Keine Krise bei Baubewilligungen

In Krisenzeiten an eine gesicherte Zukunft denken: Da zählen die eigenen vier Wände mehr denn je, das weiß auch Lilia aus Dornbirn. VN/Steurer
Fürs vergangene Jahr zeichnet sich in Vorarlberg ein überraschend hoher Wert ab.
SCHWARZACH Bauexperte Wolfgang Amann hat recht behalten: Coronabedingt gab es in den ersten beiden Quartalen des Vorjahres nur sehr wenige Baubewilligungen in Vorarlberg. Amann führte das im Gespräch mit den VN darauf zurück, dass aufgrund der Beschränkungen zahlreiche Verfahren ausgefallen sind.
Viele würden jedoch bei erstbester Gelegenheit nachgeholt werden, zeigte er sich damals überzeugt. Daten für das dritte Quartal, welche die Statistik Austria nun veröffentlicht hat, bestätigen dies: Von Anfang Juli bis Ende September, als die Freiheiten groß waren, gab es mit 1064 Baubewilligungen außergewöhnlich viele in Vorarlberg.
„Im großvolumigen Bereich läuft der geförderte Wohnbau ganz gut.“
Wolfgang Amann
Wohnbauexperte
Von 2015 bis 2019 waren es im Vergleichszeitraum durchschnittlich nur 820 gewesen. Damit wurden die Rückgänge der ersten beiden Quartale 2020 nicht nur wettgemacht; von Jänner bis Ende September gab es mit insgesamt 2663 Bewilligungen sogar mehr als in den meisten Jahren davor.

Daten für das vierte Quartal werden erst im April vorliegen. „Es sieht jedoch ganz danach aus, als ob insgesamt das Jahr 2019 egalisiert wird“, meint Wolfgang Amann: „Wir rechnen mit zirka 3700 Bewilligungen.“ Mehr seien es in der jüngeren Geschichte nur 2017 gewesen. Damals handelte es sich um 4005.
Der Großteil der Bewilligungen entfällt auf Neubauten. Gezählt und ausgewiesen werden Wohnungen. Knapp ein Drittel ist in Häusern mit ein bis zwei Wohnungen vorgesehen, rund zwei Drittel in Gebäuden mit mehr Einheiten.
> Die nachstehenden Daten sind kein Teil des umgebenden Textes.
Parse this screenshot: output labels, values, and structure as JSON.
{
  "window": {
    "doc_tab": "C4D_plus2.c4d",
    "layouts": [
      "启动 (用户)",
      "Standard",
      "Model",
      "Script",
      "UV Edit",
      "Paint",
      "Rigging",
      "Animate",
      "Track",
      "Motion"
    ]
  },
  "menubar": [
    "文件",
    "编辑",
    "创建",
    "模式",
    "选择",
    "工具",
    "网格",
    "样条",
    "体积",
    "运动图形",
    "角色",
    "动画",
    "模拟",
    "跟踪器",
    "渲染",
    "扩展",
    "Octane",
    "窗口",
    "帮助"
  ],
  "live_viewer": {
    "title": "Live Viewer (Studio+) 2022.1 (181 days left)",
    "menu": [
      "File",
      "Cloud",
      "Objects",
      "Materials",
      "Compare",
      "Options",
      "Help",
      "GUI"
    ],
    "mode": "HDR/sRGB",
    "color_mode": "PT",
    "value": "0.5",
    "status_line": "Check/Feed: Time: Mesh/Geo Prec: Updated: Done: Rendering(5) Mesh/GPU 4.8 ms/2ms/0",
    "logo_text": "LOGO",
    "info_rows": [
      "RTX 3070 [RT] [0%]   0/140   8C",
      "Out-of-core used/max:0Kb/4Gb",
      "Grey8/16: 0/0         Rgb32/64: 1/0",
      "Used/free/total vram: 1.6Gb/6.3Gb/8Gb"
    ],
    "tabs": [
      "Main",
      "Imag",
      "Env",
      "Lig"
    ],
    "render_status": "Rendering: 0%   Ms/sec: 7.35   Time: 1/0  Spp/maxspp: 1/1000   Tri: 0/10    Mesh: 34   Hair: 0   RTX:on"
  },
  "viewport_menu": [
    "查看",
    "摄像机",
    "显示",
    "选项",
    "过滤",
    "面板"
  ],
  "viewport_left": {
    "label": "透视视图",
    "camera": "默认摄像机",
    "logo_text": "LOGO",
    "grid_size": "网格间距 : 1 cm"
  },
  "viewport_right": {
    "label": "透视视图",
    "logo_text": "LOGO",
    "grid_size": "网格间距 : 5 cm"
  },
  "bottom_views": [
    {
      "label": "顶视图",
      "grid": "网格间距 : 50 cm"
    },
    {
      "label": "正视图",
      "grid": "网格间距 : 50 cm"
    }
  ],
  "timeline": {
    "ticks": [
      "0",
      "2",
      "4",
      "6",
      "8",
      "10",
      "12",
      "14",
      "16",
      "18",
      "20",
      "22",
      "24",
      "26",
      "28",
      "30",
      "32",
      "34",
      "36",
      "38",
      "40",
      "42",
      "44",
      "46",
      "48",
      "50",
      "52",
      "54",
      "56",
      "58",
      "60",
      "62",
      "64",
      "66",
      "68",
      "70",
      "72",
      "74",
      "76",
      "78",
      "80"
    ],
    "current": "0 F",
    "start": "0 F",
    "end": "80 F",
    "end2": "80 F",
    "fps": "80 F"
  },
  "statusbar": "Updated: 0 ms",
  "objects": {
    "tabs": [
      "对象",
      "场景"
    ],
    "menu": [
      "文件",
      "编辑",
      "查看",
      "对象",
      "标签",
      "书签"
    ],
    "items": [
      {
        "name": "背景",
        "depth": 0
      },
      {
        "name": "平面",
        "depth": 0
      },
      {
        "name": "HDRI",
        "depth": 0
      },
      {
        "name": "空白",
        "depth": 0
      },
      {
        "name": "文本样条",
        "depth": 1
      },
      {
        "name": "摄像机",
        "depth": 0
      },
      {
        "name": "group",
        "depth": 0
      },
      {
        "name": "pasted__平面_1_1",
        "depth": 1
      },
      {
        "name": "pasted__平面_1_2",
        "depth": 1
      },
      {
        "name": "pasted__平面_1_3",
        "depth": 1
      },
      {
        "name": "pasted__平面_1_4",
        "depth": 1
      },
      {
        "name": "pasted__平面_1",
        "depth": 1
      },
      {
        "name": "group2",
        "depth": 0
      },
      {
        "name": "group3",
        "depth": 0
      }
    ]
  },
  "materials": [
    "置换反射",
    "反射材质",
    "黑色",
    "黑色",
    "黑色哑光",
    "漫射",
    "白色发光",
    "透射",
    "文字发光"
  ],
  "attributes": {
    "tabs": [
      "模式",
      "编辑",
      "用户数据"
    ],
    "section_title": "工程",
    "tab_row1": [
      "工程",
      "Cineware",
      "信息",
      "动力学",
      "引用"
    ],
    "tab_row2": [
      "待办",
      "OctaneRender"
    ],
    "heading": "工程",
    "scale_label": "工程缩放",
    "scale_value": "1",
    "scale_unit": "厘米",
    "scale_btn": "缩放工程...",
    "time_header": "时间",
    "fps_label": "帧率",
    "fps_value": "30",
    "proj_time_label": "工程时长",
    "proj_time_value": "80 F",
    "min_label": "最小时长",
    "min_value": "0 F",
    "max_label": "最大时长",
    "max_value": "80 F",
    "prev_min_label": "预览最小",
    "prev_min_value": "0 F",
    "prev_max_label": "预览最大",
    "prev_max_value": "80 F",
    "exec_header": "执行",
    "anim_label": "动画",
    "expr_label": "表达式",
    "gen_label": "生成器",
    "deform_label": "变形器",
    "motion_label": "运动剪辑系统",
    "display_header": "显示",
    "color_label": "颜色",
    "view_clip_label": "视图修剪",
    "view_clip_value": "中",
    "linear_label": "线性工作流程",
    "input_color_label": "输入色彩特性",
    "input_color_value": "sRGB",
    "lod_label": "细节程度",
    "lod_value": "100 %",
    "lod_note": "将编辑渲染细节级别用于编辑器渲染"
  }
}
Doch wie ist die Entwicklung mitten in der größten Wirtschaftskrise seit Jahrzehnten erklärbar? „Ich teile Ihre Vermutung“, antwortet Amann, der das Institut für Immobilien, Bauen und Wohnen in Wien leitet: „Flucht ins Betongold.“ Bemerkenswert sei, dass sich die Eigenheime besonders gut entwickeln. Hier würden die Bewilligungen sogar um 17 Prozent über dem Zehn-Jahres-Durchschnitt liegen: „Im großvolumigen Bereich läuft der geförderte Wohnbau ganz gut.“
Während viele Menschen in der Krise zu finanziellen Problemen gekommen sind, haben andere Geld übrig: Die Nationalbank stellt für ganz Österreich fest, dass so viel gespart wird, wie schon lange nicht. Wieder andere investieren und nehmen dafür durchaus auch einen Kredit auf: Laut Nationalbank sind in den ersten neun Monaten des vergangenen Jahres vom Boden- bis zum Neusiedlersee neue Wohnbaukredite über insgesamt 17,2 Milliarden Euro aufgenommen worden. Das seien um fast zweieinhalb Milliarden Euro mehr gewesen als im Vergleichszeitraum 2019.